Invalid memory stats from vmstat and sysctl vm.vmtotal?

Jason Hellenthal jhell at DataIX.net
Sat Dec 3 04:19:08 UTC 2011



On Fri, Dec 02, 2011 at 05:13:05PM -0000, Steven Hartland wrote:
> ----- Original Message ----- 
> From: "Andriy Gapon" <avg at FreeBSD.org>
> 
> >> Totalling up RSS from ps axo "rss" gives a total in the region of that if
> >> the vm stats are out by a factor of 4, in this case it should be: 8132557
> >> which is 7.75GB a much more realistic value.
> >> 
> >> Am I totally missing something or is there problem here?
> > 
> > Likely more of the former than of latter.  Those virtual sizes are not
> > sufficiently explained, but you have been warned that those are not physical
> > sizes, so I am not sure why you try to compare the virtual figures with the
> > physical figures.
> 
> My miss-understanding was due to what "virtual" actually meant.
> 
> > Here's an example.  Let' say you mmap-ed a 1GB file into a process memory space,
> > here you immediately increased your virtual size counts by 1GB, even if you hadn't
> > accessed any bytes in the file yet and so none of them were in physical memory.
> > The same applies to anonymous memory.
> > 
> > P.S. the above is reveled by a cursory look through the code (which is publicly
> > available btw) :-)
> 
> Yer I did have a dig around before posting and ended up the code for vm.vmtotal,
> which is where vmstat gets its info from but that's just a summation of each object's
> size from vm_object_list.

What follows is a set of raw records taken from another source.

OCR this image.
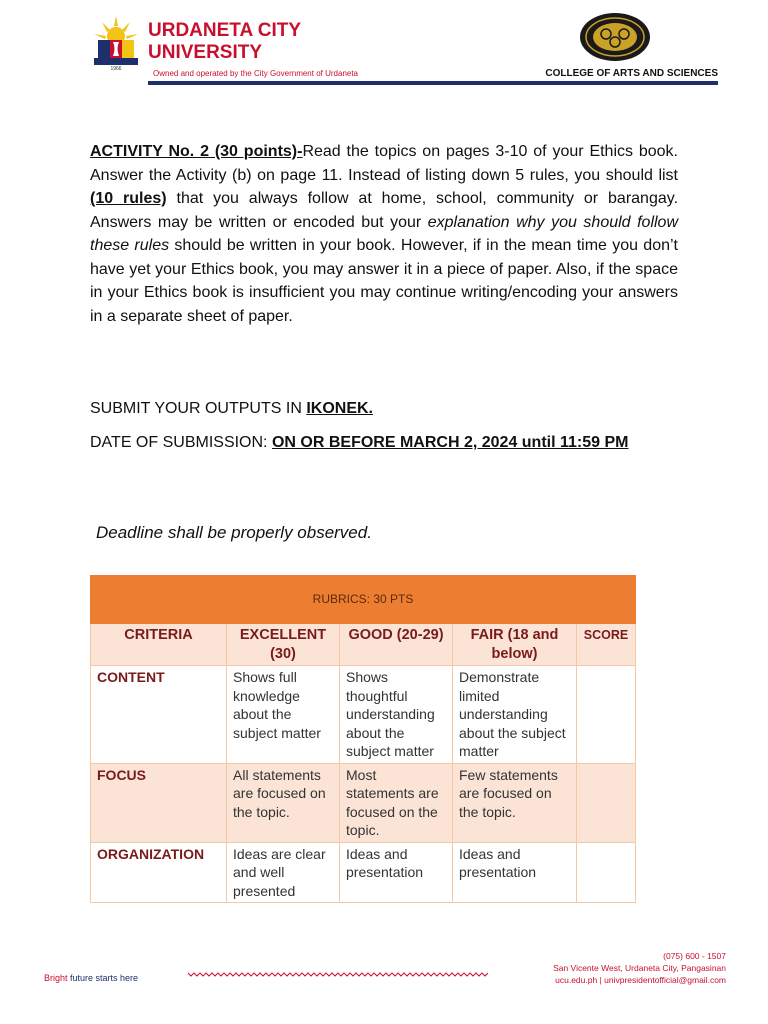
1966
URDANETA CITY
UNIVERSITY
Owned and operated by the City Government of Urdaneta	COLLEGE OF ARTS AND SCIENCES
ACTIVITY No. 2 (30 points)-Read the topics on pages 3-10 of your Ethics book. Answer the Activity (b) on page 11. Instead of listing down 5 rules, you should list (10 rules) that you always follow at home, school, community or barangay. Answers may be written or encoded but your explanation why you should follow these rules should be written in your book. However, if in the mean time you don’t have yet your Ethics book, you may answer it in a piece of paper. Also, if the space in your Ethics book is insufficient you may continue writing/encoding your answers in a separate sheet of paper.
SUBMIT YOUR OUTPUTS IN IKONEK.
DATE OF SUBMISSION: ON OR BEFORE MARCH 2, 2024 until 11:59 PM
Deadline shall be properly observed.
RUBRICS: 30 PTS				
CRITERIA	EXCELLENT (30)	GOOD (20-29)	FAIR (18 and below)	SCORE
CONTENT	Shows full knowledge about the subject matter	Shows thoughtful understanding about the subject matter	Demonstrate limited understanding about the subject matter	
FOCUS	All statements are focused on the topic.	Most statements are focused on the topic.	Few statements are focused on the topic.	
ORGANIZATION	Ideas are clear and well presented	Ideas and presentation	Ideas and presentation	
Bright future starts here
(075) 600 - 1507
San Vicente West, Urdaneta City, Pangasinan
ucu.edu.ph | univpresidentofficial@gmail.com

Thats where I got lost without an insight into what
> a vm_object.size actually represents.
> 
> Your info about mmap'ed files helped point me in the right direction as it 
> identified space that shows as virtual but doesn't show in swap or real ram,
> which is what I was missing.
> 
> Given this starting point the following links provided me with addtional
> information:-
> http://www.freebsd.org/doc/en/books/arch-handbook/vm.html
> http://www.freebsd.org/doc/en/books/design-44bsd/overview-memory-management.html
> http://www.freebsd.org/doc/en_US.ISO8859-1/articles/vm-design/
> http://www.cse.chalmers.se/edu/course/EDA203/unix4.pdf
> 
> I was under the incorrect impression that Virtual Memory (VM) was so named as it
> was a unified physical memory and swap (virtual memory), but its not that simple,
> as other items such as file-backed objects also count to this total which would
> never show in physical or swap allocation of other tools such as top and swapinfo.
> 
> So what I believe is now the big cause of virtual memory uplift vs the memory
> totals shown by ps / top is that the vm totals include things like file backed
> memory mapped process binaries, shared libs etc many multiple times.
> 
> This would explain why this specific machine shows the applification more than
> others here as it runs thousands of very small lightweight processes.
> 
> Thanks for pointer Andy, I now understand a lot more about the BSD VMS :)
> 
> What do people think about expanding that entry in the man page of vmstat to
> clarify just what active "virtual pages" really means?
> 
>     Regards
>     Steve
> 

Thanks for your research Steve. That makes perfect sense and additions to the documentation are surely needed.